Seeds germinate most readily in wet medium. A shallow tray filled with a moist, sterile seed-starting medium allows you to start several seeds in a single container. Sow the seeds on the surface of the medium, pressing them in lightly so they are in full contact with the medium, and space seeds about 2 inches apart. Cover the seeds with a thin layer of sand or the potting medium so they are just covered. After sowing, set the tray in a larger pan of water so the soil surface is submerged 1 to 2 inches deep. The seeds must remain wet at all times or they will not germinate.


Germination Technique

Temperature requirements for germination depend on the type of waterlily. Hardy waterlilies germinate at temperatures near 55 degrees Fahrenheit, while tropical types sprout at 73 to 81 F. It can take the seeds three to four weeks to germinate, so maintain the water level and the temperature until the first sprouts begin to emerge. After sprouting, put the tray where it will get bright, all day sun to encourage healthy growth and straight stems.


Early Care

Seedlings require potting into individual pots after they grow 2 to 3 inches tall.
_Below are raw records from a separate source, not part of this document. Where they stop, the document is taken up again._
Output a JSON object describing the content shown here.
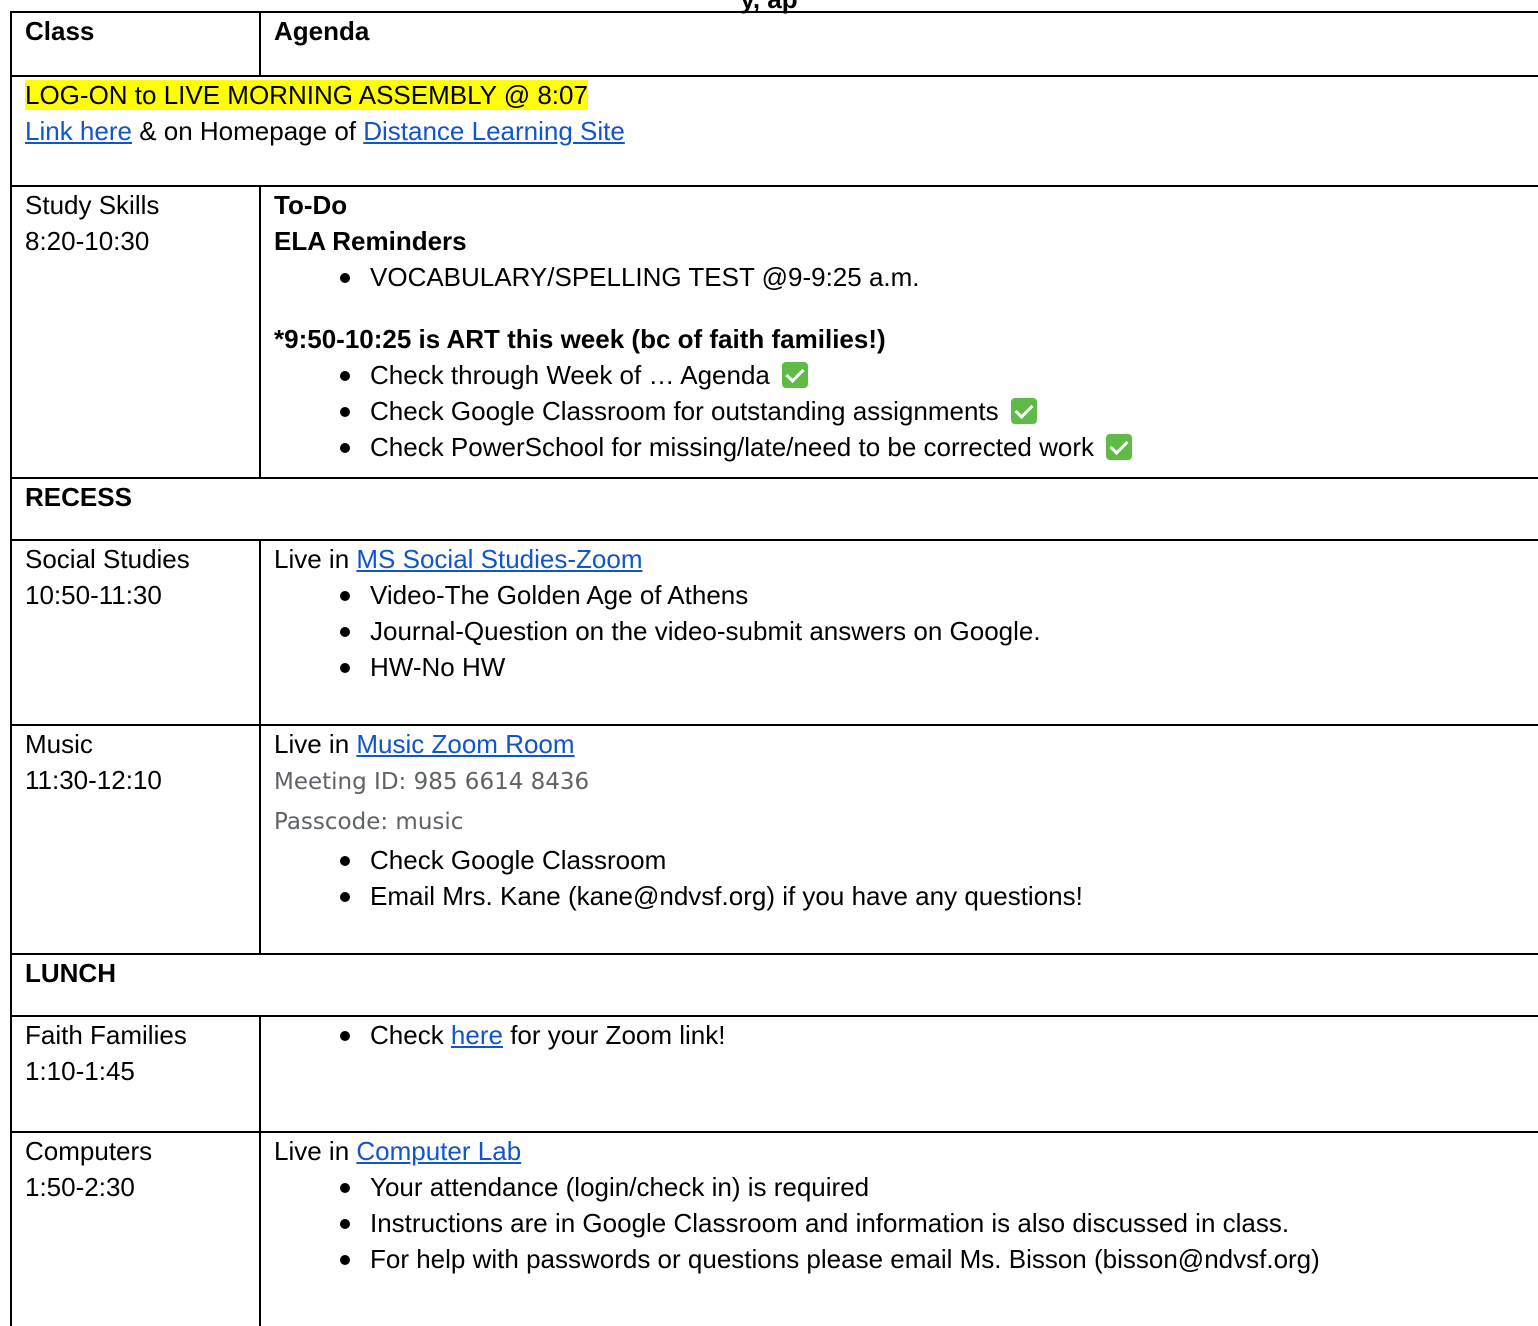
{
  "header": {
    "title_partial": "y, ap",
    "col_class": "Class",
    "col_agenda": "Agenda"
  },
  "assembly": {
    "line1": "LOG-ON to LIVE MORNING ASSEMBLY @ 8:07",
    "link_here": "Link here",
    "mid_text": " & on Homepage of ",
    "link_site": "Distance Learning Site"
  },
  "rows": {
    "study": {
      "name": "Study Skills",
      "time": "8:20-10:30",
      "todo": "To-Do",
      "ela": "ELA Reminders",
      "ela_items": [
        "VOCABULARY/SPELLING TEST @9-9:25 a.m."
      ],
      "art_note": "*9:50-10:25 is ART this week (bc of faith families!)",
      "art_items": [
        "Check through Week of … Agenda",
        "Check Google Classroom for outstanding assignments",
        "Check PowerSchool for missing/late/need to be corrected work"
      ],
      "check_icon": "check-mark-button-icon",
      "check_color": "#5dbb46"
    },
    "recess": {
      "label": "RECESS"
    },
    "social": {
      "name": "Social Studies",
      "time": "10:50-11:30",
      "live_in": "Live in ",
      "link": "MS Social Studies-Zoom",
      "items": [
        "Video-The Golden Age of Athens",
        "Journal-Question on the video-submit answers on Google.",
        "HW-No HW"
      ]
    },
    "music": {
      "name": "Music",
      "time": "11:30-12:10",
      "live_in": "Live in ",
      "link": "Music Zoom Room",
      "meeting_id": "Meeting ID: 985 6614 8436",
      "passcode": "Passcode: music",
      "items": [
        "Check Google Classroom",
        "Email Mrs. Kane (kane@ndvsf.org) if you have any questions!"
      ]
    },
    "lunch": {
      "label": "LUNCH"
    },
    "faith": {
      "name": "Faith Families",
      "time": "1:10-1:45",
      "pre": "Check ",
      "link": "here",
      "post": " for your Zoom link!"
    },
    "computers": {
      "name": "Computers",
      "time": "1:50-2:30",
      "live_in": "Live in ",
      "link": "Computer Lab",
      "items": [
        "Your attendance (login/check in) is required",
        "Instructions are in Google Classroom and information is also discussed in class.",
        "For help with passwords or questions please email Ms. Bisson (bisson@ndvsf.org)"
      ]
    }
  },
  "colors": {
    "link": "#1155cc",
    "highlight": "#ffff00",
    "meta_text": "#5f6368"
  }
}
Use 3 inch pots filled with a potting soil formulated for water plants. Transplant the seedlings into the new pots at the same depth they were growing at previously, lifting them from the tray by their topmost leaves so the stems aren't crushed. Submerge the pots under 2 to 3 inches of water and continue to grow the lilies in a brightly lit location. You can transplant them to a final 6-inch pot when the stems grow above the 2- to 3-inch water level. Set the pot so the soil surface is 4 inches deep in the water, and gradually increase the depth until the lily pot sits 12 to 24 inches deep in the pond and the leaves float on the pond's surface.